His remarks were followed by Kathleen Birrane, general counsel with Maple Life Financial, Bethesda, Md., who said that STAT and STOLI should be condemned but the secondary market should be preserved. She also noted that there is no “discernible secondary market for annuity products.”
--From Gary Sanders, vice president for securities and state government relations of the National Association of Insurance and Financial Advisors, Falls Church, Va., came a call to develop more clarity before changing any laws and to be aware that a few more questions on an application will not stop misrepresentation.
While Caleb Callahan, vice president of investment services with ValMark Securities, a broker/dealer and life general agency based in Akron, Ohio, which works in both the primary and secondary market, also cautioned against creating new laws citing both insurance and securities laws that can effectively minimize the situation.
--Representatives of the life insurance industry also suggested that new laws may not be needed at this point. Rather, existing models should be studied and enforced, according to Kelly Ireland, senior counsel with the American Council of Life Insurers, Washington. Ireland said that insurers are taking steps to prevent STOA including changing business processes, underwriting standards, examining an applicant’s health as well as education and training for distribution channels.

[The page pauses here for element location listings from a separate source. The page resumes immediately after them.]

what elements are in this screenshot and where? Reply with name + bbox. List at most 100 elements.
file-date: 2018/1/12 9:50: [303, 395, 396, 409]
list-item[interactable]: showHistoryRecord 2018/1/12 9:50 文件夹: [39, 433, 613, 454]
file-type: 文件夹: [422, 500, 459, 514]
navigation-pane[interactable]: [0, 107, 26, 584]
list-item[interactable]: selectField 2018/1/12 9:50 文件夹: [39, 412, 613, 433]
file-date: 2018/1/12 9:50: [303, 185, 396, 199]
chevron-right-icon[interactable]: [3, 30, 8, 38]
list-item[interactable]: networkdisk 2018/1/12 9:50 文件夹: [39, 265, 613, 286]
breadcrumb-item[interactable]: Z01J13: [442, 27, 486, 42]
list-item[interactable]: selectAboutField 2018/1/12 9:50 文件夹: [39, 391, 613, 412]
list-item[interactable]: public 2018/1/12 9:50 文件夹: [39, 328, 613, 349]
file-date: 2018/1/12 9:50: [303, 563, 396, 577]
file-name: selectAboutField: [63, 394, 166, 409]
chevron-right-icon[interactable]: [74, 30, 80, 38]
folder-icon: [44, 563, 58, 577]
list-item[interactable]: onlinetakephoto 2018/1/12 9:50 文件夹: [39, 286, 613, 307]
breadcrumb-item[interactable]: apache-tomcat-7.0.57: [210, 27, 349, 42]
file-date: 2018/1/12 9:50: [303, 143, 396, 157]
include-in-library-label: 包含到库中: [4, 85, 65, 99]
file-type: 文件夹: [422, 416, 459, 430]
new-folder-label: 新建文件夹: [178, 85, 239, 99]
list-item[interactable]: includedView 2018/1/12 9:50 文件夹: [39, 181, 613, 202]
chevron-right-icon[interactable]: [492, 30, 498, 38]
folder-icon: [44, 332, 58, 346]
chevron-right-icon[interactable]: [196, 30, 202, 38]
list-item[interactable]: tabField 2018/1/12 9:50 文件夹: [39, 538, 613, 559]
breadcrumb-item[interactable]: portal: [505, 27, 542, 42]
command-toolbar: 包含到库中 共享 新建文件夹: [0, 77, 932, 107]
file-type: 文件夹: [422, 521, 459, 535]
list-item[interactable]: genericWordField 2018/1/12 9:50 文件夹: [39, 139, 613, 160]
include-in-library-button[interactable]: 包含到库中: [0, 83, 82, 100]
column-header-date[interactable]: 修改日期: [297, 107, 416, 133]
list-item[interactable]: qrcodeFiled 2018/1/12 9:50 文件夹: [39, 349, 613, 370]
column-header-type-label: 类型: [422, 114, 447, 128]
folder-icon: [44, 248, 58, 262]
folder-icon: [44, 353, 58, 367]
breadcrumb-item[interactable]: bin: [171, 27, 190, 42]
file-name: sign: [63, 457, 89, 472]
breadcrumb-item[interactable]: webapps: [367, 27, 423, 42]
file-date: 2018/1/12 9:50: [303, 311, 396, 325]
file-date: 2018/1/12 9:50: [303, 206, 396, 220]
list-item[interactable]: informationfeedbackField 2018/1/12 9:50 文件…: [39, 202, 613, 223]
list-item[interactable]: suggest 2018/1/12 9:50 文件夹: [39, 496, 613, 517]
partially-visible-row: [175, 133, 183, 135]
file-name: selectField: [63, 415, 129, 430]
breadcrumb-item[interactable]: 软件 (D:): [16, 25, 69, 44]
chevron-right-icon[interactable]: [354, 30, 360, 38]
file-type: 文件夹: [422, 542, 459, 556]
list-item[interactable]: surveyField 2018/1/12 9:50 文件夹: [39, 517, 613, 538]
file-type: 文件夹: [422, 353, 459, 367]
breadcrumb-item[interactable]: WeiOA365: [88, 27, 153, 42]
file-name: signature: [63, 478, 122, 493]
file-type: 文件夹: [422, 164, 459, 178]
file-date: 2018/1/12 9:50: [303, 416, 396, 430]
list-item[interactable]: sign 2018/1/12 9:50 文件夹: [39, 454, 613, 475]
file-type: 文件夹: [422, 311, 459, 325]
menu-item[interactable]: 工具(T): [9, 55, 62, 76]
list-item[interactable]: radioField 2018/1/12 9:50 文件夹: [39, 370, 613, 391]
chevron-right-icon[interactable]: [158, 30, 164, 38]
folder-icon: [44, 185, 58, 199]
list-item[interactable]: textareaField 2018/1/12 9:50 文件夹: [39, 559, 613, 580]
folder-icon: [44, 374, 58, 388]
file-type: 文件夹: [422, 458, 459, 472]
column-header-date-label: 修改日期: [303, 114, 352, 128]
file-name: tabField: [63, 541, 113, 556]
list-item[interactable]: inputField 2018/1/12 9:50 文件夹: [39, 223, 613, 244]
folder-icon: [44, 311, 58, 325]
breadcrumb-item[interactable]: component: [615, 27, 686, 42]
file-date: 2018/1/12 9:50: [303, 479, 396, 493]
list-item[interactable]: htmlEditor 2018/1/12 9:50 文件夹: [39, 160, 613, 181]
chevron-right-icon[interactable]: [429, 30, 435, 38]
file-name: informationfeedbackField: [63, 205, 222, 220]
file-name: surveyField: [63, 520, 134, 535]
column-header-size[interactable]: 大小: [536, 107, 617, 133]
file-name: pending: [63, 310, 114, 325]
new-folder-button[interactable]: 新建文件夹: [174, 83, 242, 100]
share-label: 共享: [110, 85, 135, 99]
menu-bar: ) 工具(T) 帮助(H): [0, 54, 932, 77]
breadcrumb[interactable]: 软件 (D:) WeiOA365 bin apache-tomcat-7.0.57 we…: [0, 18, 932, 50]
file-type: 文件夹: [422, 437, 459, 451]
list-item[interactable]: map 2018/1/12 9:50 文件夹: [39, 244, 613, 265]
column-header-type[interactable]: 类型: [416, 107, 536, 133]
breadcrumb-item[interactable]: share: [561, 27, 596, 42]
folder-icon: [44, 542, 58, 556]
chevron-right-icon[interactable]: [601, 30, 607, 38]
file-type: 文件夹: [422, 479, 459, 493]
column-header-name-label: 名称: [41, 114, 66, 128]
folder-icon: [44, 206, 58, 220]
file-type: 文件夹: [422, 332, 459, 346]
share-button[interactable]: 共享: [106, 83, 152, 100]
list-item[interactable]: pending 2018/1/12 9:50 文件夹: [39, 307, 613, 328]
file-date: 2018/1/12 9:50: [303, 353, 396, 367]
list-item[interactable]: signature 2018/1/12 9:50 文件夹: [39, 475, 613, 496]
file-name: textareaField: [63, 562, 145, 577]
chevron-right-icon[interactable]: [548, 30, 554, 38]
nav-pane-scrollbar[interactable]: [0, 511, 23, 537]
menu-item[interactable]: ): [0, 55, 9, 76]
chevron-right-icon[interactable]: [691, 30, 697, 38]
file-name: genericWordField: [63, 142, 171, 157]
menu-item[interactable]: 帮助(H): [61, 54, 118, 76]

Michael Lovendusky, associate general counsel with the ACLI expressed concern that STOA is not limited to the Rhode Island incident but goes far beyond that. It raises the question of whether STOLI is moving to annuities, he continued.
He said that more data is needed from the secondary market and a recent decision pitting Coventry against the Florida insurance department which found that Florida can collect data, should help make that possible. So, it will be possible, he said, to find out questions including: how many policies were settled; how many insured lives were settled; how many were settled through premium financing; the total face value of policies settled and how many settled contracts have face amounts of $1 million or more.
Iowa’s Mumford asked Lovendusky whether insurable interest should be applied to annuities and the tax implications and Lovendusky said that the ACLI is studying the issue and intends to have recommendations possibly by the August NAIC meeting and definitely by year end.